A community’s religious quest

BRP Bhaskar
Gulf Today

Karnataka Chief Minister H Siddaramaiah, seeking a successive second term for his Congress party in the elections due in a couple of months, has thrown a spanner in the works of its main challenger, the Bharatiya Janata Party, by recommending to the Centre to grant the Lingayat community recognition as a separate religious group with minority status.

The Lingayats, with an estimated population of 61 million, can influence the outcome of the election in about 100 of the state’s 224 assembly constituencies. 

If the Congress loses in Karnataka, Punjab will be the only large state under it. As for BJP, it is the only southern state where it has a chance of coming to power. It has named BS Yeddyurappa as its chief ministerial candidate, overlooking the corruption charges he had attracted when he headed the government last time, because he is a Lingayat.  

The Centre has not taken a decision on the Karnataka government’s recommendation, but sources reportedly said after an informal Cabinet meeting that it would not be accepted as it would deprive Dalit members of the community of the benefit of reservation in government jobs and educational institutions that they now enjoy.

The BJP-led Central government is likely to reject the Karnataka recommendation on the ground that Dalits among the Lingayats will lose the benefit of reservation if it is accepted. 

The reasoning is specious. Buddhism, Jainism and Sikhism are treated as breakaway groups of Hinduism and Dalits who profess these religions get the benefit of reservation. The same consideration can be shown to Dalits among the Lingayats.

The issue of Lingayat religion is not a long simmering one. The Lingayats are followers of 12th century reformer Basaveswara, a Brahmin who repudiated the Vedas and worked for social equality.  Originally they were known as Veerashaivas (meaning Heroic Shaivites). In the 18th century the term Lingayat came into vogue from their practice of wearing the linga, symbolising Shiva. Over the years the two terms came to represent two different groups among Basava’s followers with noticeable differences. 

While both groups are devotees of Shiva their concepts of Shiva differ. Like most Hindus, Veerashaivites envision Shiva as a god in human form with a snake wrapped round the neck. To Lingayats, Shiva is a formless entity that resides in every life form. 

Veerashaivites have temples and priestly orders.
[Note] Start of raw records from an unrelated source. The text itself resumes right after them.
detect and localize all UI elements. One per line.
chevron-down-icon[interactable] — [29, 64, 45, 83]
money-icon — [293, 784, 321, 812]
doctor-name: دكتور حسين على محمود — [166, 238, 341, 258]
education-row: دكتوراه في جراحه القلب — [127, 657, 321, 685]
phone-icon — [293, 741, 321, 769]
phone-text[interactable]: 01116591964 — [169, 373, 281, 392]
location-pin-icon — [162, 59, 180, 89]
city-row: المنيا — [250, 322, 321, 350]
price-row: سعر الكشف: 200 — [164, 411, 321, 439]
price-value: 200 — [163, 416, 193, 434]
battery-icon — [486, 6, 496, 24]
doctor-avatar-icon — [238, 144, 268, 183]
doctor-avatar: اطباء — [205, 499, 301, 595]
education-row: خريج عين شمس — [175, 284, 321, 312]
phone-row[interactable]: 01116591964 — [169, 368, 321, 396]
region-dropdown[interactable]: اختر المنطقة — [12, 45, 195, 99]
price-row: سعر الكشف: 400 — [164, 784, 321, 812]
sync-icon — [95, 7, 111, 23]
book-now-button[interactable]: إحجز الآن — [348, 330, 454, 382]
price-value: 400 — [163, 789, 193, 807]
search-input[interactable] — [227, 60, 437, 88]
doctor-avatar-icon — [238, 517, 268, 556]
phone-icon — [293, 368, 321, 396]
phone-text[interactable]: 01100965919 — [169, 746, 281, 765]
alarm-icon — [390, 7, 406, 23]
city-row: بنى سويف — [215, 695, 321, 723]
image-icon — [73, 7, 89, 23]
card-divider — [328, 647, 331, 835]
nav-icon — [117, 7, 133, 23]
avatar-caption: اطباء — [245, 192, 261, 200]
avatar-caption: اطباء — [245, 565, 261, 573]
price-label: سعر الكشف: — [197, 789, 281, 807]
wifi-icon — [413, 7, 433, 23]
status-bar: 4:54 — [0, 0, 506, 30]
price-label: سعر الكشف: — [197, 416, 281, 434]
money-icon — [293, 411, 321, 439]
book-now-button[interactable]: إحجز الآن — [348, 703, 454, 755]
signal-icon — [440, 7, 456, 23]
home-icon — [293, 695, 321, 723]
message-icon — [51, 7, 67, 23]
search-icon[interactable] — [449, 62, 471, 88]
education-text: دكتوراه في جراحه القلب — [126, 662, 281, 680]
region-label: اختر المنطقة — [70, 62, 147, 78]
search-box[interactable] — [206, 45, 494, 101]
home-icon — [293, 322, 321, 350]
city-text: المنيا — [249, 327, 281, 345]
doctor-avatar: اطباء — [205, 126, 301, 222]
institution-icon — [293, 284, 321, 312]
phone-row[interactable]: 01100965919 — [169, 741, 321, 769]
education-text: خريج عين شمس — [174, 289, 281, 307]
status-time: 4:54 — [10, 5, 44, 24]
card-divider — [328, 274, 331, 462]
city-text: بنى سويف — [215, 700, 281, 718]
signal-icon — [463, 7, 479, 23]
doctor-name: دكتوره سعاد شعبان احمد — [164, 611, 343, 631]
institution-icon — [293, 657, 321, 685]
Lingayats do not believe in temple worship. 

One reason for the lack of cohesion in the community was the loss of most of its sacred texts, known as vachanas. In the last century, a Basaveswara follower named Phakirappaa Gurubasappa Halakatti collected and published 22,000 vachanas found on palm leaf manuscripts. 

Scholars like MM Kalburgi who studied them pointed out that Basava’s teachings differed vastly from the principles of Hinduism. Gauri Lankesh, an activist- journalist, propagated this idea through her writings. Kalburgi and Gauri Lankesh were killed, apparently by a group annoyed by their work on the subject.  

The question whether Lingayats are Hindus or members of a separate religious community has been under discussion for over a century. In 1904, the All India Veerashaiva Mahasabha, established by one of the mutts, declared that Lingayats and Veerashaivas are one, and that they are Hindus. But Lingayats maintained they are not Hindus. In 1940 the Mahasabha changed its stand and sought recognition as a separate religion called Veerashaiva. 

 In the Constituent Assembly, Lingayat members including S Nijalingappa, who later became Chief Minister of Karnataka, pleaded unsuccessfully for the recognition of Lingayats as a separate religion. The demand was raised before the last Congress-led government at the Centre in 2013.

To enable the Lingayats and Veerashaivites to stay together in the proposed Lingayat religion, the Karnataka government has suggested that the latter be recognised as a group within it.

 TheVeerashaiva Mahasabha, of which a Congress MLA, Shamanur Shivashakarappa, is now the President, has come up with a confused response. It has asked the state government to withdraw its recommendation to the Centre as it divides the community. It has also said it would press the Centre to provide religious minority status to Veerashaiva-Lingayats. 

Minority status will enable the community to establish its own educational institutions.  

Siddharamaiah has succeeded in dividing the Linguayat-Veerashaiva community. That probably serves his immediate political purpose. 

But this is not an issue to be decided by the Centre and the State. They must leave it to the members of the community to decide their religious affiliation. Their own roles must be limited to assessing the ground situation in a non-partisan manner and taking such steps as are necessary to ensure that the will of the community prevails. -- Gulf Today, Sharjah, May 27, 2018.